Expanding Which Exceptions May Apply to Space Leases
Under current guidance, space lease arrangements are required to fit within the Rental of Office Space Exception. CMS stated in the Proposed Rule, however, that other exceptions may apply depending on the circumstances of the lease.
Fair Market Value Exception
Prior to the release of the Proposed Rule, CMS reviewed several SRDP submissions regarding legitimate, non-abusive space leasing arrangements that could not satisfy either (a) the Rental of Office Space Exception (because the term was less than one year) or (b) the Timeshare Exception (because the arrangement conveyed a possessory leasehold interest). In light of those submissions, CMS has proposed extending the Fair Market Value Exception to apply to leasing arrangements, but with an express prohibition on percentage-based rent and per-unit based service compensation (i.e., per-click formulas).
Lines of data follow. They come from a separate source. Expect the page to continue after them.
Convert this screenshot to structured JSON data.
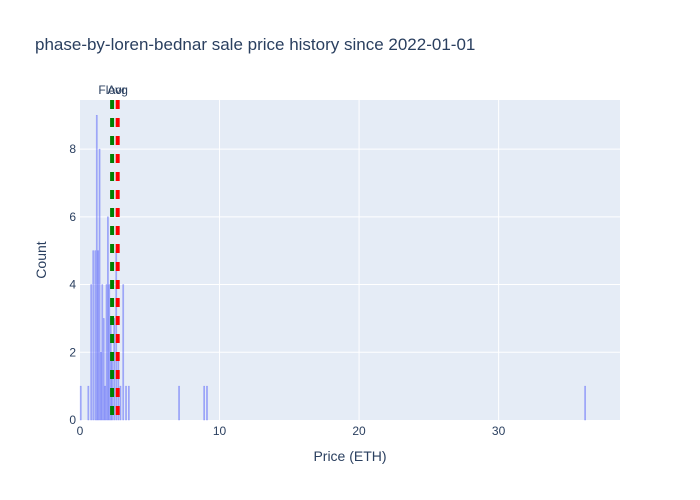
{
  "chart_data": {
    "type": "bar",
    "title": "phase-by-loren-bednar sale price history since 2022-01-01",
    "xlabel": "Price (ETH)",
    "ylabel": "Count",
    "xlim": [
      0,
      38.7
    ],
    "ylim": [
      0,
      9.45
    ],
    "x_ticks": [
      0,
      10,
      20,
      30
    ],
    "y_ticks": [
      0,
      2,
      4,
      6,
      8
    ],
    "grid": true,
    "bar_color": "#636efa",
    "bar_opacity": 0.45,
    "bars": [
      {
        "x": 0.05,
        "count": 1
      },
      {
        "x": 0.6,
        "count": 1
      },
      {
        "x": 0.8,
        "count": 4
      },
      {
        "x": 0.95,
        "count": 5
      },
      {
        "x": 1.1,
        "count": 5
      },
      {
        "x": 1.2,
        "count": 9
      },
      {
        "x": 1.3,
        "count": 5
      },
      {
        "x": 1.4,
        "count": 8
      },
      {
        "x": 1.5,
        "count": 2
      },
      {
        "x": 1.6,
        "count": 4
      },
      {
        "x": 1.7,
        "count": 3
      },
      {
        "x": 1.8,
        "count": 1
      },
      {
        "x": 1.9,
        "count": 4
      },
      {
        "x": 2.0,
        "count": 6
      },
      {
        "x": 2.1,
        "count": 4
      },
      {
        "x": 2.2,
        "count": 3
      },
      {
        "x": 2.3,
        "count": 2
      },
      {
        "x": 2.45,
        "count": 3
      },
      {
        "x": 2.6,
        "count": 5
      },
      {
        "x": 2.75,
        "count": 2
      },
      {
        "x": 2.9,
        "count": 1
      },
      {
        "x": 3.1,
        "count": 4
      },
      {
        "x": 3.3,
        "count": 1
      },
      {
        "x": 3.5,
        "count": 1
      },
      {
        "x": 7.1,
        "count": 1
      },
      {
        "x": 8.9,
        "count": 1
      },
      {
        "x": 9.1,
        "count": 1
      },
      {
        "x": 36.2,
        "count": 1
      }
    ],
    "annotations": [
      {
        "label": "Floor",
        "x": 2.3,
        "color": "#008000",
        "style": "dash"
      },
      {
        "label": "Avg",
        "x": 2.7,
        "color": "#ff0000",
        "style": "dash"
      }
    ]
  }
}
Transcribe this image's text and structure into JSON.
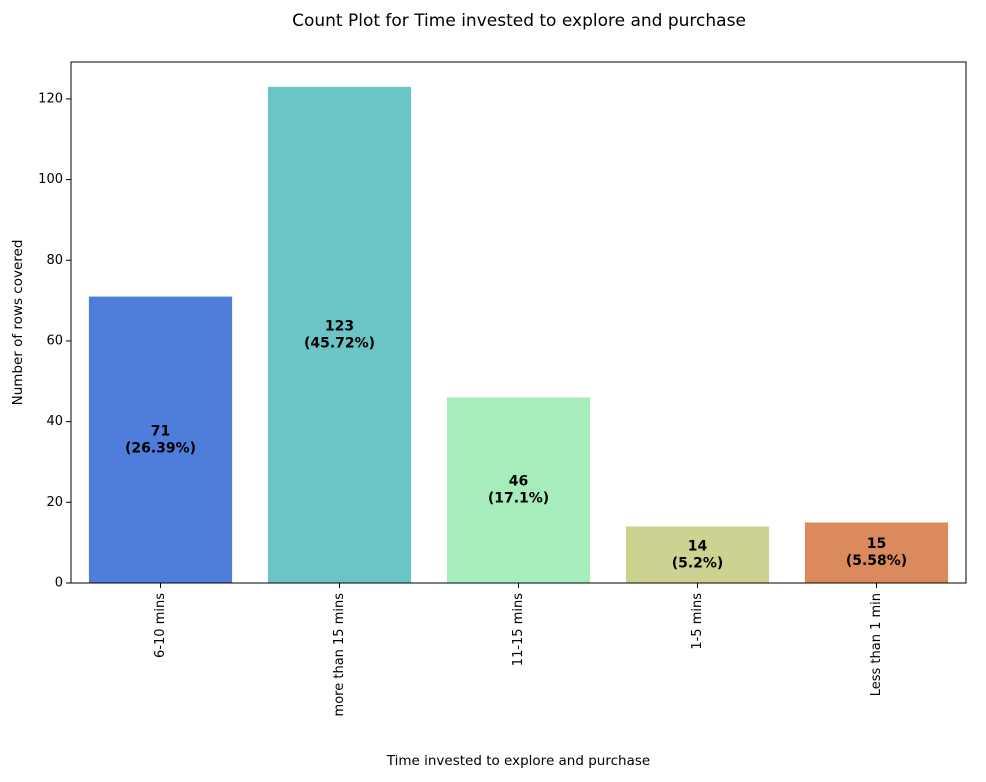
{
  "chart_data": {
    "type": "bar",
    "title": "Count Plot for Time invested to explore and purchase",
    "xlabel": "Time invested to explore and purchase",
    "ylabel": "Number of rows covered",
    "categories": [
      "6-10 mins",
      "more than 15 mins",
      "11-15 mins",
      "1-5 mins",
      "Less than 1 min"
    ],
    "values": [
      71,
      123,
      46,
      14,
      15
    ],
    "data_labels": [
      [
        "71",
        "(26.39%)"
      ],
      [
        "123",
        "(45.72%)"
      ],
      [
        "46",
        "(17.1%)"
      ],
      [
        "14",
        "(5.2%)"
      ],
      [
        "15",
        "(5.58%)"
      ]
    ],
    "colors": [
      "#4e7ddb",
      "#6bc4c6",
      "#a6edbb",
      "#cdd290",
      "#db8a5d"
    ],
    "y_ticks": [
      0,
      20,
      40,
      60,
      80,
      100,
      120
    ],
    "ylim": [
      0,
      129.15
    ],
    "grid": false,
    "legend": false
  }
}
CMS’s comments on this issue were particularly focused on relying on the Fair Market Value Exception for leasing arrangements with a term of less than one year. However, CMS also referred to utilizing the Fair Market Value Exception for subleases and timeshare arrangements, although CMS did not provide a full analysis of how these arrangements might fit within the exception.
Certain Arrangements with Hospitals Exception
According to CMS, rental payments may be covered by the Certain Arrangements with Hospitals Exception, which protects remuneration provided by a hospital to a physician if the remuneration is unrelated to designated health services (“DHS”). CMS maintained this exception could cover, for example, rental payments made by a teaching hospital to a physician to rent his or her house as a residence for a visiting faculty member. But CMS stopped short of allowing other types of rental arrangements to be covered by this exception. CMS proposed that the rental of office space (where patient care services are provided) is remuneration related to the provision of DHS and therefore would not be covered by this exception.
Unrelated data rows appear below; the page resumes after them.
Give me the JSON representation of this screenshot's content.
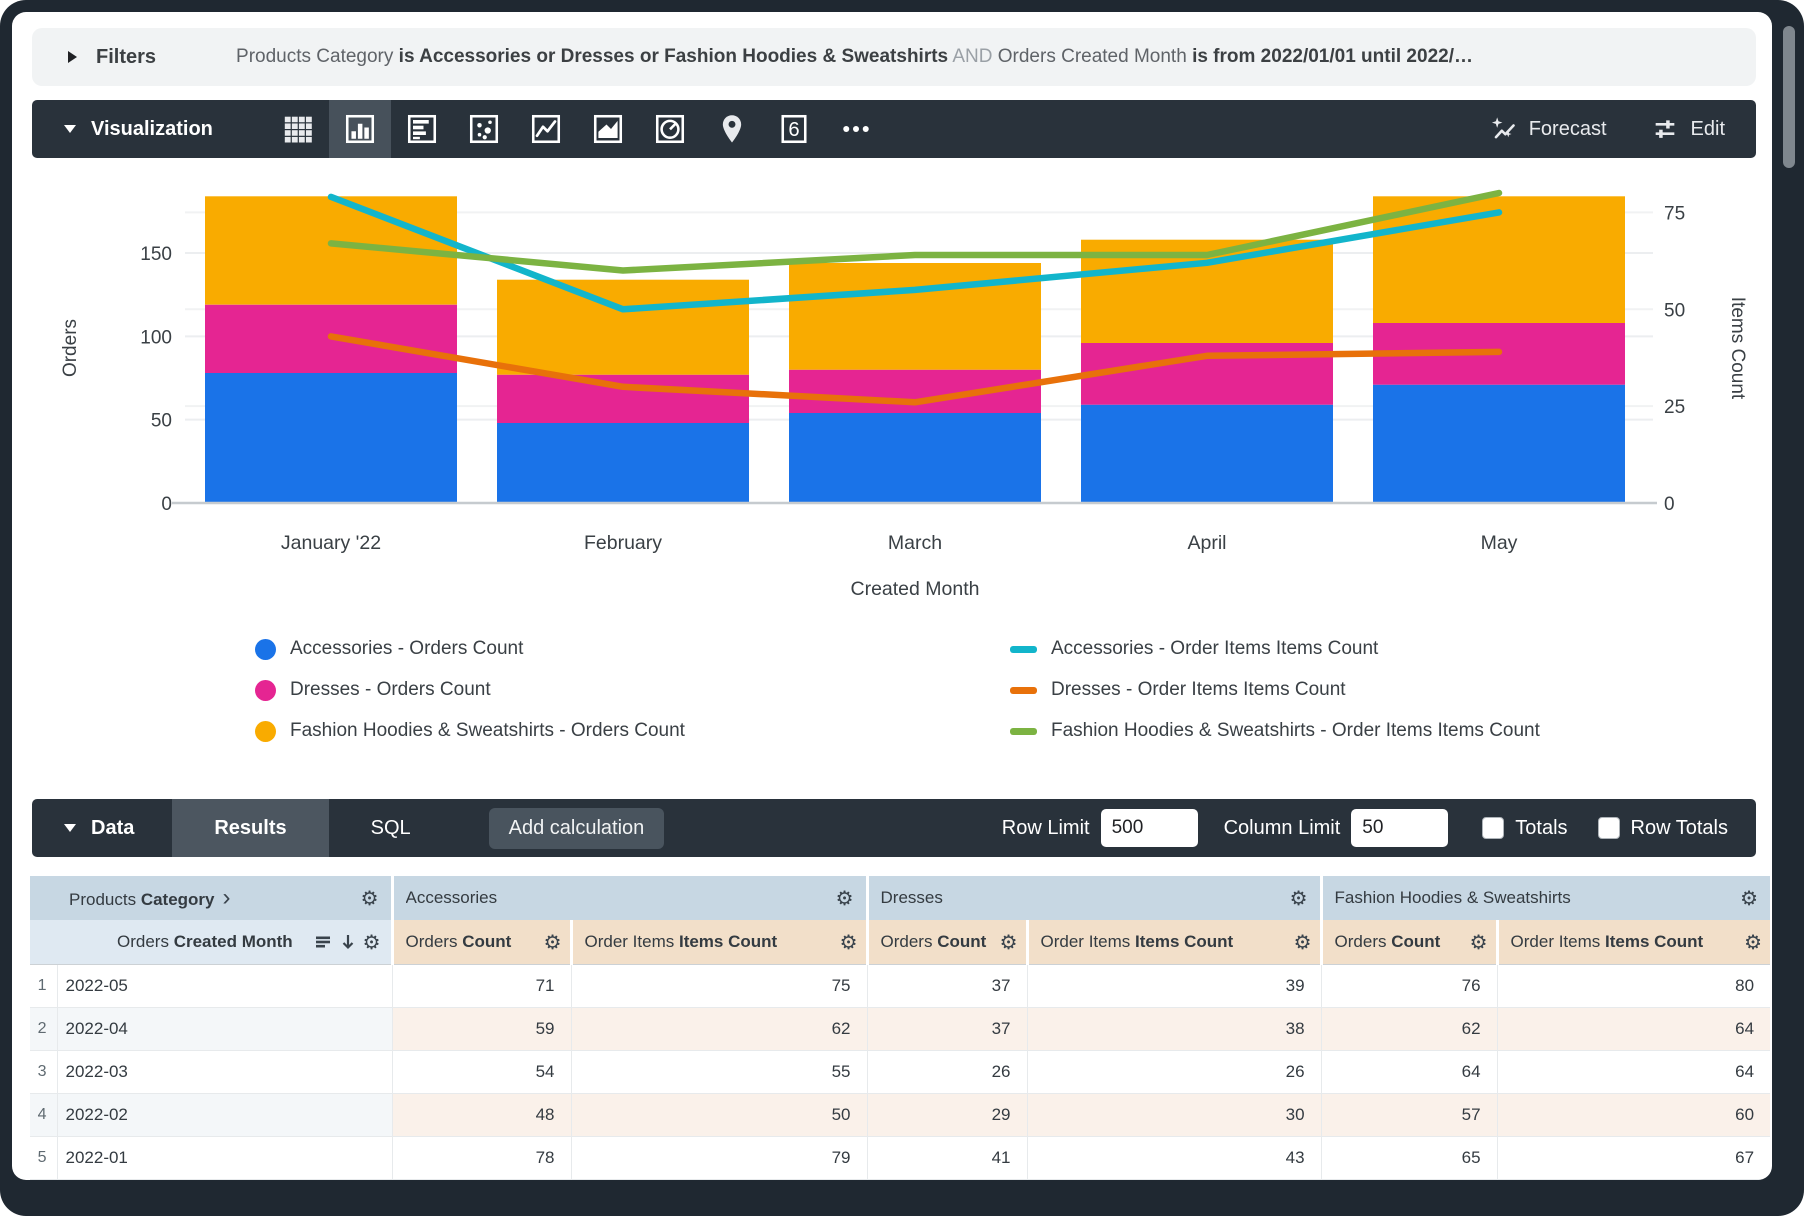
{
  "filters": {
    "label": "Filters",
    "segments": [
      {
        "style": "normal",
        "text": "Products Category "
      },
      {
        "style": "bold",
        "text": "is Accessories or Dresses or Fashion Hoodies & Sweatshirts"
      },
      {
        "style": "dim",
        "text": " AND "
      },
      {
        "style": "normal",
        "text": "Orders Created Month "
      },
      {
        "style": "bold",
        "text": "is from 2022/01/01 until 2022/…"
      }
    ]
  },
  "visualization": {
    "label": "Visualization",
    "icons": [
      "table",
      "column-chart",
      "bar-chart",
      "scatter-plot",
      "line-chart",
      "area-chart",
      "pie-chart",
      "map-pin",
      "single-value",
      "more-options"
    ],
    "selected_icon": "column-chart",
    "single_value_glyph": "6",
    "forecast_label": "Forecast",
    "edit_label": "Edit"
  },
  "chart_data": {
    "type": "combo-stacked-bar-and-line",
    "categories": [
      "January '22",
      "February",
      "March",
      "April",
      "May"
    ],
    "xlabel": "Created Month",
    "left_axis": {
      "label": "Orders",
      "ticks": [
        0,
        50,
        100,
        150
      ],
      "max": 186
    },
    "right_axis": {
      "label": "Items Count",
      "ticks": [
        0,
        25,
        50,
        75
      ],
      "max": 80
    },
    "bar_series": [
      {
        "name": "Accessories - Orders Count",
        "color": "#1A73E8",
        "values": [
          78,
          48,
          54,
          59,
          71
        ]
      },
      {
        "name": "Dresses - Orders Count",
        "color": "#E52592",
        "values": [
          41,
          29,
          26,
          37,
          37
        ]
      },
      {
        "name": "Fashion Hoodies & Sweatshirts - Orders Count",
        "color": "#F9AB00",
        "values": [
          65,
          57,
          64,
          62,
          76
        ]
      }
    ],
    "line_series": [
      {
        "name": "Accessories - Order Items Items Count",
        "color": "#12B5CB",
        "values": [
          79,
          50,
          55,
          62,
          75
        ]
      },
      {
        "name": "Dresses - Order Items Items Count",
        "color": "#E8710A",
        "values": [
          43,
          30,
          26,
          38,
          39
        ]
      },
      {
        "name": "Fashion Hoodies & Sweatshirts - Order Items Items Count",
        "color": "#7CB342",
        "values": [
          67,
          60,
          64,
          64,
          80
        ]
      }
    ],
    "grid": true,
    "legend_position": "bottom"
  },
  "data_panel": {
    "label": "Data",
    "tabs": [
      {
        "label": "Results",
        "selected": true
      },
      {
        "label": "SQL",
        "selected": false
      }
    ],
    "add_calculation_label": "Add calculation",
    "row_limit_label": "Row Limit",
    "row_limit_value": "500",
    "column_limit_label": "Column Limit",
    "column_limit_value": "50",
    "totals_label": "Totals",
    "totals_checked": false,
    "row_totals_label": "Row Totals",
    "row_totals_checked": false
  },
  "table": {
    "dimension_group": {
      "normal": "Products ",
      "bold": "Category"
    },
    "dimension_subheader": {
      "normal": "Orders ",
      "bold": "Created Month"
    },
    "groups": [
      "Accessories",
      "Dresses",
      "Fashion Hoodies & Sweatshirts"
    ],
    "measure_columns": [
      {
        "normal": "Orders ",
        "bold": "Count"
      },
      {
        "normal": "Order Items ",
        "bold": "Items Count"
      }
    ],
    "rows": [
      {
        "num": "1",
        "month": "2022-05",
        "values": [
          71,
          75,
          37,
          39,
          76,
          80
        ]
      },
      {
        "num": "2",
        "month": "2022-04",
        "values": [
          59,
          62,
          37,
          38,
          62,
          64
        ]
      },
      {
        "num": "3",
        "month": "2022-03",
        "values": [
          54,
          55,
          26,
          26,
          64,
          64
        ]
      },
      {
        "num": "4",
        "month": "2022-02",
        "values": [
          48,
          50,
          29,
          30,
          57,
          60
        ]
      },
      {
        "num": "5",
        "month": "2022-01",
        "values": [
          78,
          79,
          41,
          43,
          65,
          67
        ]
      }
    ]
  }
}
Payments by a Physician Exception
In the Proposed Rule, CMS recognized the Payments by a Physician Exception historically has not been available for office leases because CMS viewed the exception as covering only items and services, not leases. However, in the Proposed Rule, CMS points out it originally designed this exception as a “catch-all” for legitimate arrangements not covered by another exception (such as office leases, which could be structured to fit within the rental of office space exception). CMS proposed, therefore, allowing the Payments by a Physician Exception to protect payments by a physician for the lease or use of space other than office space, such as for leases of storage space or residential real estate. CMS made clear, however, it is not proposing that this exception be available to protect office leases, including short-term leases.